A conversion rate refers to an audience answering your calls to action. It doesn’t matter if the action earns money or not, if your audience responded to your CTA, then you have converted. There are many different conversion rate metrics you should track to help improve conversions overall. Let’s look at the various metrics you can track that affect conversion rates.
- Opt-In Rates – An opt-in, no matter what type it is, is a conversion. Knowing your overall opt-in rates, how many visitors who come to your site answer your calls to action, is an important metric that can help you estimate earnings from a traffic drive.
- Traffic Source Opt-in Rate – Now you want to break down your traffic sources to get more information from your conversion rates. For example, how much traffic came from direct URLs, search visitors, social, referral, affiliate, email, organic, paid, and other types of traffic? You should be able to break it down and track it all.
- Open Rates – Sending out email messages is imperative because email marketing is probably your main money generator. Estimates are that most marketers make at least 38 dollars for every dollar they spend on email marketing. Checking your open rates helps you optimize your subject lines, messages, and CTAs.
- Click-Through Rates – Whether in an email, or a blog post, knowing click through rates for links you provide for more information, a signup form, a download, or something else like a product, is a metric that is important to be noted. You can determine, along with the conversion rate, the effectiveness of your sales pages and CTAs.
- Sales Conversions – Any metrics associated with sales are important conversion metrics. Knowing where the traffic came from that made the sale helps determine the effectiveness of your marketing methods and content.
- New Visitor Conversion Rates – If you really want to know if your marketing is effective, checking how many of your brand-new site visitors go ahead and buy right now is a great way to find out. If you have a high conversion rate here, you’re in the money.
- Return Visitor Conversion Rates – If you didn’t convert them the first time they visited, how much did it take to get them back and convert then?

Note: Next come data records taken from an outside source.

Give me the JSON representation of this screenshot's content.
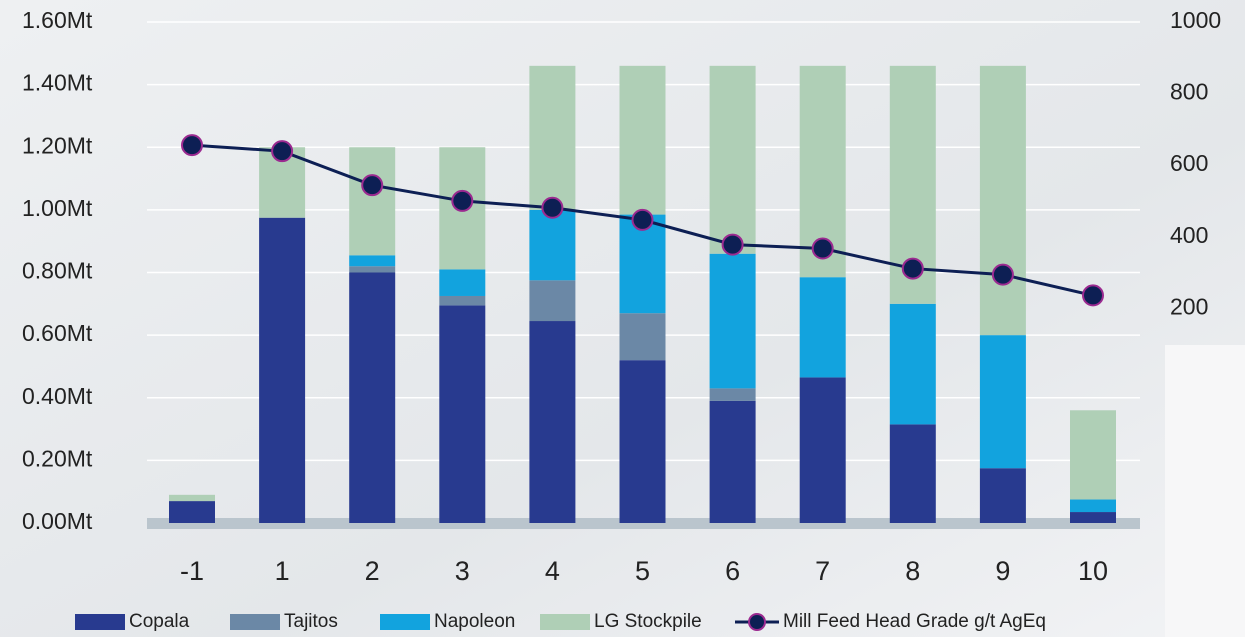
{
  "chart_data": {
    "type": "bar",
    "categories": [
      "-1",
      "1",
      "2",
      "3",
      "4",
      "5",
      "6",
      "7",
      "8",
      "9",
      "10"
    ],
    "series": [
      {
        "name": "Copala",
        "color": "#283a8f",
        "values": [
          0.07,
          0.975,
          0.8,
          0.695,
          0.645,
          0.52,
          0.39,
          0.465,
          0.315,
          0.175,
          0.035
        ]
      },
      {
        "name": "Tajitos",
        "color": "#6b88a6",
        "values": [
          0,
          0,
          0.02,
          0.03,
          0.13,
          0.15,
          0.04,
          0,
          0,
          0,
          0
        ]
      },
      {
        "name": "Napoleon",
        "color": "#12a3de",
        "values": [
          0,
          0,
          0.035,
          0.085,
          0.225,
          0.315,
          0.43,
          0.32,
          0.385,
          0.425,
          0.04
        ]
      },
      {
        "name": "LG Stockpile",
        "color": "#afcfb6",
        "values": [
          0.02,
          0.225,
          0.345,
          0.39,
          0.46,
          0.475,
          0.6,
          0.675,
          0.76,
          0.86,
          0.285
        ]
      },
      {
        "name": "Mill Feed Head Grade g/t AgEq",
        "type": "line",
        "axis": "y2",
        "color": "#0d1f54",
        "marker_edge": "#9b2a90",
        "values": [
          656,
          639,
          544,
          500,
          481,
          447,
          378,
          367,
          311,
          294,
          236
        ]
      }
    ],
    "ylim": [
      0,
      1.6
    ],
    "yticks": [
      {
        "value": 0,
        "label": "0.00Mt"
      },
      {
        "value": 0.2,
        "label": "0.20Mt"
      },
      {
        "value": 0.4,
        "label": "0.40Mt"
      },
      {
        "value": 0.6,
        "label": "0.60Mt"
      },
      {
        "value": 0.8,
        "label": "0.80Mt"
      },
      {
        "value": 1.0,
        "label": "1.00Mt"
      },
      {
        "value": 1.2,
        "label": "1.20Mt"
      },
      {
        "value": 1.4,
        "label": "1.40Mt"
      },
      {
        "value": 1.6,
        "label": "1.60Mt"
      }
    ],
    "y2lim": [
      -400,
      1000
    ],
    "y2ticks": [
      200,
      400,
      600,
      800,
      1000
    ],
    "grid": true,
    "legend": "bottom",
    "stacked": true
  }
}
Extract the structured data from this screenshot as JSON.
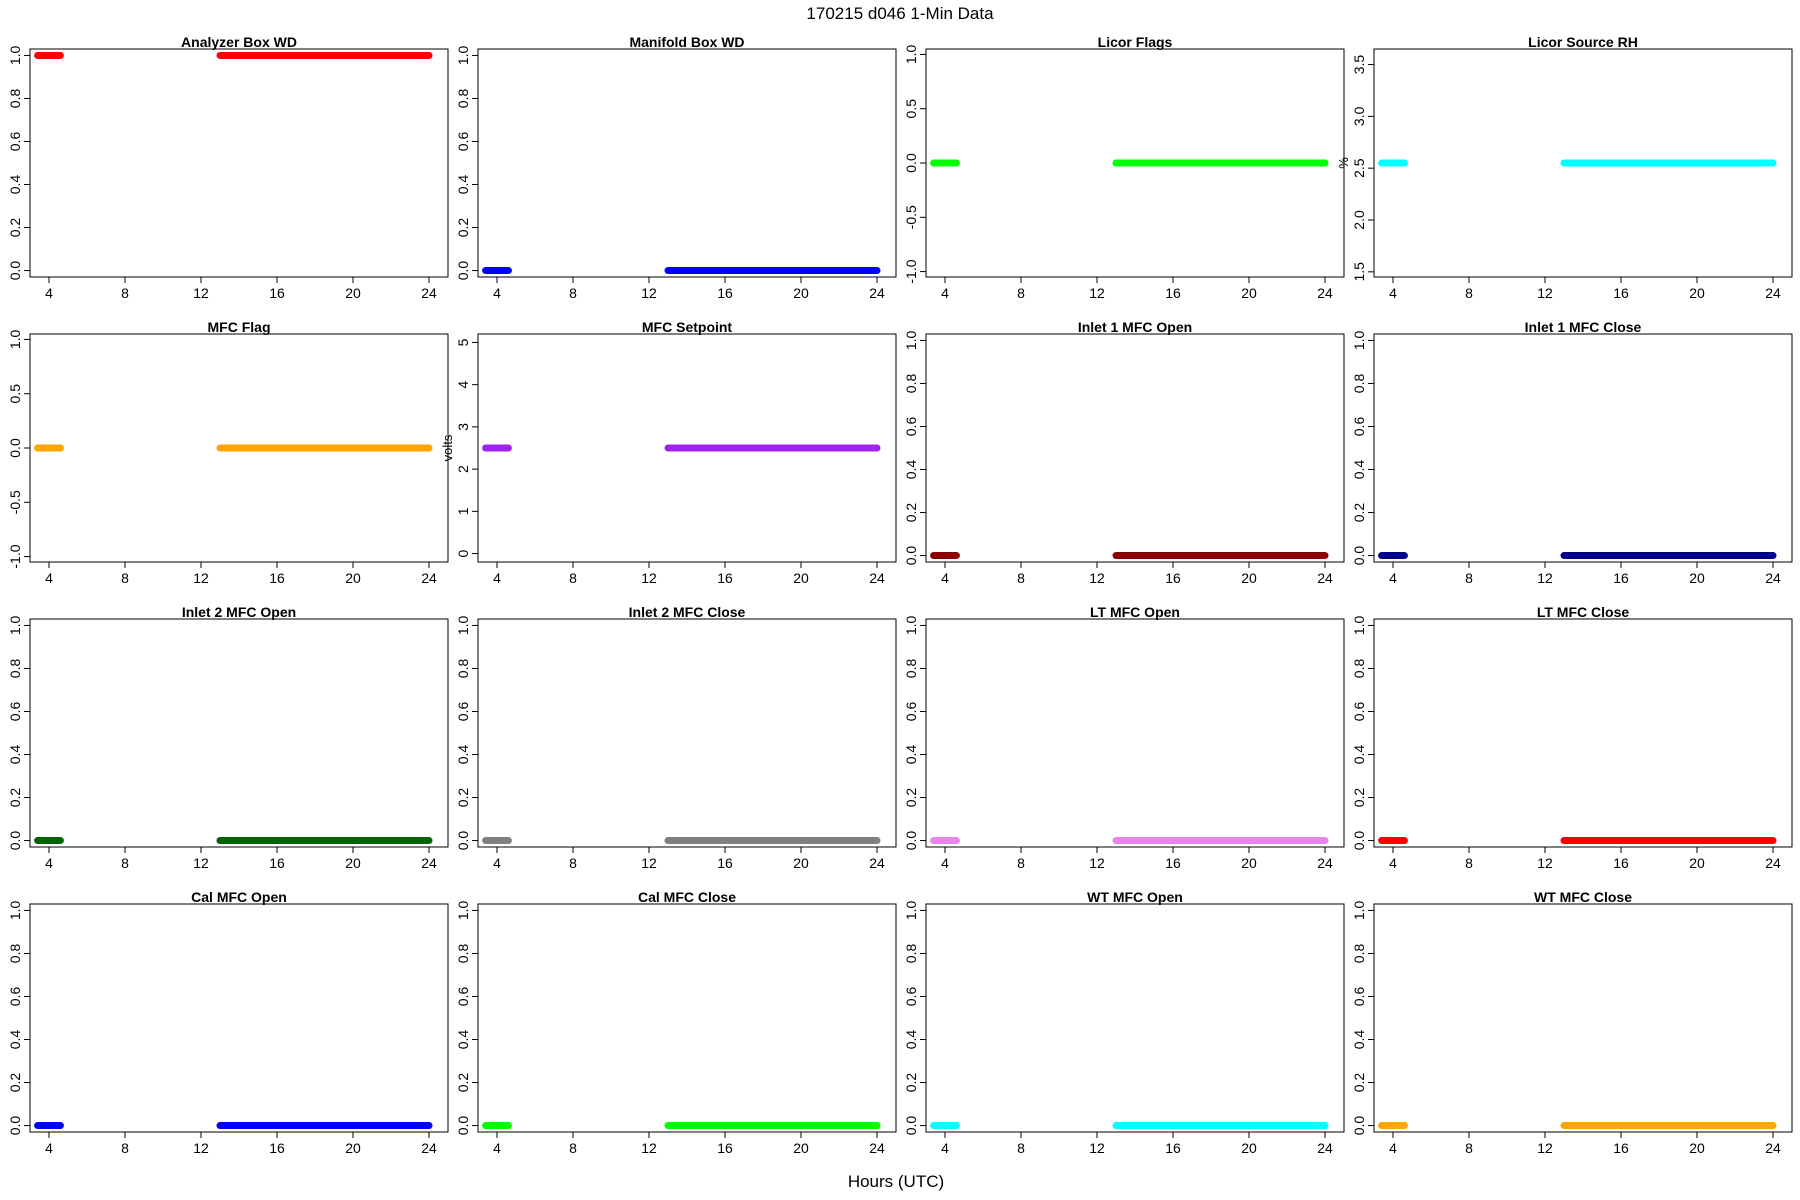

Understanding how many return and what percentage convert the second time or third time is also great information. It can inform whether you should invest in remarketing via ads, for example.
- Value Per Visit – Out of all the visitors to your site or landing page, what is the value of any one visitor to your website? Even if all don’t convert, you can average out the value per site visitors, which can inform how much you spend getting them to view it.
- Time on Site – How much time does the average visitor spend on your site? How does time spent affect conversions? This is a terrific metric to know because you can know how sticky your website is and how that stickiness affects sales.
- Cost Per Conversion – How much does the average conversion cost you? This is useful information to compile because it informs your advertising spending and other expenditures.
- Exit Pages – What is the last page that your audience sees before they exit? Is there a trend? Is something wrong with the exit page that makes them want to leave it, or is it a natural exit page that makes sense for them to see last?
- Bounce Rates – While not a conversion understanding, your bounce rate helps improve conversions since bounces are indicative of poor audience targeting or inconsistencies in the information you offer them on the landing page versus the click-through page.
Remember that when you set your goals, you’ll want to use SMART goals. The main reason is that the measure portion of the goal is what you’ll use to track the conversion. If your audience answers your call to action tied to your measurable goal, then you’ve converted them. Be happy and proud of your accomplishments.